Großbritannien weigert sich, überhaupt einen Kommissar nach Brüssel zu entsenden. Die Bewerber aus Rumänien, Ungarn und Frankreich fielen im Europaparlament durch. Ob die Ersatzkandidaten vor den EU-Volksvertretern bestehen können, ist keineswegs sicher.
Nächste Woche muss der neue französische Kandidat Thierry Breton die erste Hürde im Parlament nehmen: Der Rechtsausschuss überprüft seine Vermögensverhältnisse auf mögliche Interessenkonflikte. Topmanager Breton – derzeit ist er Vorstandschef des IT-Dienstleisters Atos – versprach zwar, seine Aktienpakete zu verkaufen, wenn er in Brüssel antritt. Doch ob den Abgeordneten das reichen wird, weiß niemand.
Das Europaparlament legt so strenge ethische Maßstäbe an wie nie zuvor – allerdings nicht bei allen EU-Kommissaren. Den künftigen Außenbeauftragten Josep Borrell winkten die Volksvertreter durch, obwohl der Spanier wegen Insiderhandels bestraft worden war. Die bisher nicht vorbestrafte Französin Sylvie Goulard fand dagegen keine Gnade.
Obwohl die Ermittlungen wegen einer Scheinbeschäftigungsaffäre gegen sie nicht abgeschlossen sind, ließen die Abgeordneten die Unschuldsvermutung bei Goulard nicht gelten. „Wir nehmen die Integrität unserer Institutionen sehr ernst und konnten sie deshalb nicht unterstützten“, verkündete Esther der Lange, Vizevorsitzende der größten Fraktion EVP. „Wir haben nur unseren Job als Abgeordnete getan – ohne Übertreibungen und ohne Zugeständnisse“, meinte der französische EVP-Mann Geoffroy Didier.
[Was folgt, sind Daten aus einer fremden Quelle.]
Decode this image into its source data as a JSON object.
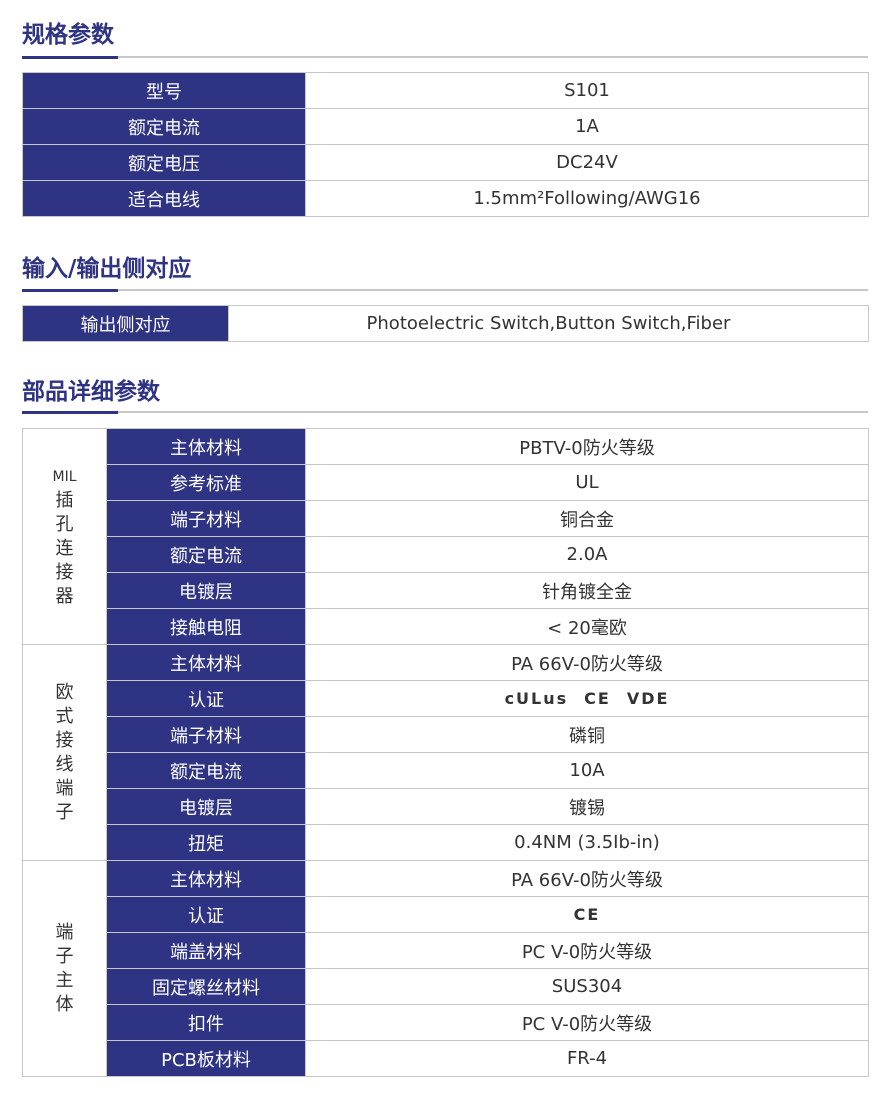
{
  "sections": [
    {
      "title": "规格参数",
      "rows": [
        [
          "型号",
          "S101"
        ],
        [
          "额定电流",
          "1A"
        ],
        [
          "额定电压",
          "DC24V"
        ],
        [
          "适合电线",
          "1.5mm²Following/AWG16"
        ]
      ]
    },
    {
      "title": "输入/输出侧对应",
      "rows": [
        [
          "输出侧对应",
          "Photoelectric Switch,Button Switch,Fiber"
        ]
      ]
    },
    {
      "title": "部品详细参数",
      "groups": [
        {
          "prefix": "MIL",
          "name": "插孔连接器",
          "rows": [
            [
              "主体材料",
              "PBTV-0防火等级"
            ],
            [
              "参考标准",
              "UL"
            ],
            [
              "端子材料",
              "铜合金"
            ],
            [
              "额定电流",
              "2.0A"
            ],
            [
              "电镀层",
              "针角镀全金"
            ],
            [
              "接触电阻",
              "< 20毫欧"
            ]
          ]
        },
        {
          "prefix": "",
          "name": "欧式接线端子",
          "rows": [
            [
              "主体材料",
              "PA 66V-0防火等级"
            ],
            [
              "认证",
              ""
            ],
            [
              "端子材料",
              "磷铜"
            ],
            [
              "额定电流",
              "10A"
            ],
            [
              "电镀层",
              "镀锡"
            ],
            [
              "扭矩",
              "0.4NM (3.5Ib-in)"
            ]
          ]
        },
        {
          "prefix": "",
          "name": "端子主体",
          "rows": [
            [
              "主体材料",
              "PA 66V-0防火等级"
            ],
            [
              "认证",
              ""
            ],
            [
              "端盖材料",
              "PC V-0防火等级"
            ],
            [
              "固定螺丝材料",
              "SUS304"
            ],
            [
              "扣件",
              "PC V-0防火等级"
            ],
            [
              "PCB板材料",
              "FR-4"
            ]
          ]
        }
      ]
    }
  ],
  "certs": {
    "euro": [
      "cULus",
      "CE",
      "VDE"
    ],
    "body": [
      "CE"
    ]
  },
  "colors": {
    "accent": "#2e3384",
    "border": "#c8c8c8"
  }
}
Die zur Schau getragene Selbstzufriedenheit finden selbst im Europaparlament nicht alle gut. In der EVP sei die Ablehnung von Goulard durchaus umstritten gewesen, heißt es in Fraktionskreisen. „Da gab es Widersprüche“, räumt ein EVP-Mann ein. Die Grünen üben ganz offen Kritik. „Es wurde mit zweierlei Maß gemessen“, meint Europaparlamentarier Daniel Freund.
Das Problem: So streng die EU-Volksvertreter die persönliche Integrität anderer beurteilen, so großzügig behandeln sie sich selbst. Rund ein Drittel der Abgeordneten geht Nebenjobs nach, die ihnen insgesamt zwischen sechs und 16 Millionen Euro jährlich einbringen. Genaueres weiß man nicht, weil die Abgeordneten zu ihren Finanzen nur vage Angaben machen.
Viele Populisten unter den Topverdienern
Das gilt auch für die Art der Nebenbeschäftigung. Berufsbezeichnungen wie „selbstständiger Berater“ reichen aus. Damit sei es „sehr schwierig, potenzielle Interessenkonflikte festzustellen“, moniert die Nichtregierungsorganisation Transparency International.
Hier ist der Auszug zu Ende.